Just over a year ago, I reeled from a Pasifika playwrights forum.
This year, I networked at it.
Yes: I hate networking. It feels false:
INT. A GATHERING – WHENEVER
Our WRITER walks up to a STRANGER --
WRITER
(extends hand)
Hi I’m D F Mamea.
STRANGER
Hi.
Beat.
WRITER
(drops hand)
And your name is?
STRANGER
Dave.
WRITER
(shit-eating grin)
Well, hi Dave. What do you do?
(I really should just let go of such exchanges – it’s just -, it’s not often that I want to smash someone in the face [half an hour later because it didn’t register with me at the time].)
What I meant to illustrate as false was something like this:
INT. A GATHERING – WHENEVER
Our WRITER approaches a STRANGER --
WRITER
(extends his hand)
Hi, my name’s D F Mamea.
(voice-over)
Should I’ve said I was a writer? Or is that too forward? Too desperate?
They shake hands.
STRANGER
Steve Ranger. Pleasetameetcha.
(voice-over)
Oh please god no, not another desperate writer.
What was different this time around was that I knew more of the faces. Familiarity breeds confidence.
Now for some rampant name-dropping:
- TV and feature writer Oscar Kightley;
- I got snapped by playwright Gary Henderson;
- visual and performance artist Shigeyuki Kihara;
- playwright and producer Makerita Urale;
- film and TV director Sima Urale (and Makerita’s sister);
- film and TV director, and reluctant producer Justine Simei Barton; and
- actor and theatre director Nancy Brunning.
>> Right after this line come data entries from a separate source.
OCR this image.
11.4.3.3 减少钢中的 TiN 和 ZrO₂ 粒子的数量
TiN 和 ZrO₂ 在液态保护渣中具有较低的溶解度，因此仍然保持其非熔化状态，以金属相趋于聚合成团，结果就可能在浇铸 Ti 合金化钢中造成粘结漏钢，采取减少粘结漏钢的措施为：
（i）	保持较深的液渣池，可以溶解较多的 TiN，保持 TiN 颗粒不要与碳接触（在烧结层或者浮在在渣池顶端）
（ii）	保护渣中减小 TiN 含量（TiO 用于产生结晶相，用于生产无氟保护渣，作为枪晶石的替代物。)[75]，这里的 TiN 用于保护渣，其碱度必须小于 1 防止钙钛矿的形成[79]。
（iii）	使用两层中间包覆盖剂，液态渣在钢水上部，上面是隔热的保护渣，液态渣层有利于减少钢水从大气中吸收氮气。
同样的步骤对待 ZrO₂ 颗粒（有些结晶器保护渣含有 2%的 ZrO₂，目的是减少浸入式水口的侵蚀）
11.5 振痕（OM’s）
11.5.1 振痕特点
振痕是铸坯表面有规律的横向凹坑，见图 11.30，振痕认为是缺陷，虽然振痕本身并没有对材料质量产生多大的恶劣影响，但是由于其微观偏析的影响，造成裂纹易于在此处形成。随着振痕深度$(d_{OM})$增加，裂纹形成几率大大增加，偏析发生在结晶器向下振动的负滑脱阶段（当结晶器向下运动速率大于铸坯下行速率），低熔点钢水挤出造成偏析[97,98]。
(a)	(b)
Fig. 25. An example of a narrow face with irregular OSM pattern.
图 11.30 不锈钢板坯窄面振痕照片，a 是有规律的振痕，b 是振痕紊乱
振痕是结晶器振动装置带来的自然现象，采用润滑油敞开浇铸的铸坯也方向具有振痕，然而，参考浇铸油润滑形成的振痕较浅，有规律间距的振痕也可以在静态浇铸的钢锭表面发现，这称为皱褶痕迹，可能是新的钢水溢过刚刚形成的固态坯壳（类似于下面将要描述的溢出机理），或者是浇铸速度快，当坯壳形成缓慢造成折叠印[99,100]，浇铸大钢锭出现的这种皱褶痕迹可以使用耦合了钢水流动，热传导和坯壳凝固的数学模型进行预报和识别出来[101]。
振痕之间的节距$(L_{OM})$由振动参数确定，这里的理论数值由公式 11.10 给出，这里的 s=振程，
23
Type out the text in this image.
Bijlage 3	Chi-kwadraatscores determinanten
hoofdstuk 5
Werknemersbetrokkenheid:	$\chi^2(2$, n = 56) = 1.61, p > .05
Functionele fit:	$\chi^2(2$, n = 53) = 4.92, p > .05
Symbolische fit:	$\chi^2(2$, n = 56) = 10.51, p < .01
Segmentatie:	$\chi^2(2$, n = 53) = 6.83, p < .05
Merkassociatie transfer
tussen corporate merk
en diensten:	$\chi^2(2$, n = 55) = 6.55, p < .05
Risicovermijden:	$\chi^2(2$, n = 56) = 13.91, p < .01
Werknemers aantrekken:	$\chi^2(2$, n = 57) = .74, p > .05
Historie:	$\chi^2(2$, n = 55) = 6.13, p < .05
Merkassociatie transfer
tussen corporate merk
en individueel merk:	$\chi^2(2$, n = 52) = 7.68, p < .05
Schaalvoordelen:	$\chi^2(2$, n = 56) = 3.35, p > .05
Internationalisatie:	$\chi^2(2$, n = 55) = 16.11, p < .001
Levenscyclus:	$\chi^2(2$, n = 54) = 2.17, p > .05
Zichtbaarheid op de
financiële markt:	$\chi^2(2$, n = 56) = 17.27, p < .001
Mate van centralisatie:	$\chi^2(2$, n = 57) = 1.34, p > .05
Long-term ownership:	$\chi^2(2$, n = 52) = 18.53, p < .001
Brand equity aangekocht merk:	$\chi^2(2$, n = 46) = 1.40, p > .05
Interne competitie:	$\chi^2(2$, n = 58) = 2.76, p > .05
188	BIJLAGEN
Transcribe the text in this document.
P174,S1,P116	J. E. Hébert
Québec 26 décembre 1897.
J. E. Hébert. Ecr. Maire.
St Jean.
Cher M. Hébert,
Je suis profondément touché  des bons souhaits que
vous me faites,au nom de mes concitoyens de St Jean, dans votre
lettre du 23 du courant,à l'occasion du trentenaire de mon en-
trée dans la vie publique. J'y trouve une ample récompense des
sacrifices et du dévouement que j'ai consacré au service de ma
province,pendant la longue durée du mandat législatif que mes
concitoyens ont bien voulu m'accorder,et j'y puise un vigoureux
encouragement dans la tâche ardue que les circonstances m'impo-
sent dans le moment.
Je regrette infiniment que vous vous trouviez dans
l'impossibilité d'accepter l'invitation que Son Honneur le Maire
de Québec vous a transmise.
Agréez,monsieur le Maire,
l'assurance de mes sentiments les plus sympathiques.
It wasn’t all about the laying on of hands – forum attendees were treated to works in progress:
- Ali Foa’i‘s MindSex;
- Victoria Schmidt‘s Then Sings My Soul;
- Jonathan P Riley‘s Makigi;
- and Chetan Patel & Eric Smith‘s I Don’t Do Coconut.
(A first draft of this post had one-word adjectives for each of the above. I’ve changed my mind, obviously: you can stew in anticipation.)
My plan to be in the right place at the right time has yet to bear fruit. But seeds have been sown. The competition has been reconnoitred and noted.
I am patient.
Networking feels weird. Making friends is fun. They’re sort of the same, so I generally try to see it as making friends in the industry.
that’s a good way of putting it.
… but what if i have enough friends? (you can never have enough friends in the industry.)
yeah. thanks for putting it in perspective, Sean.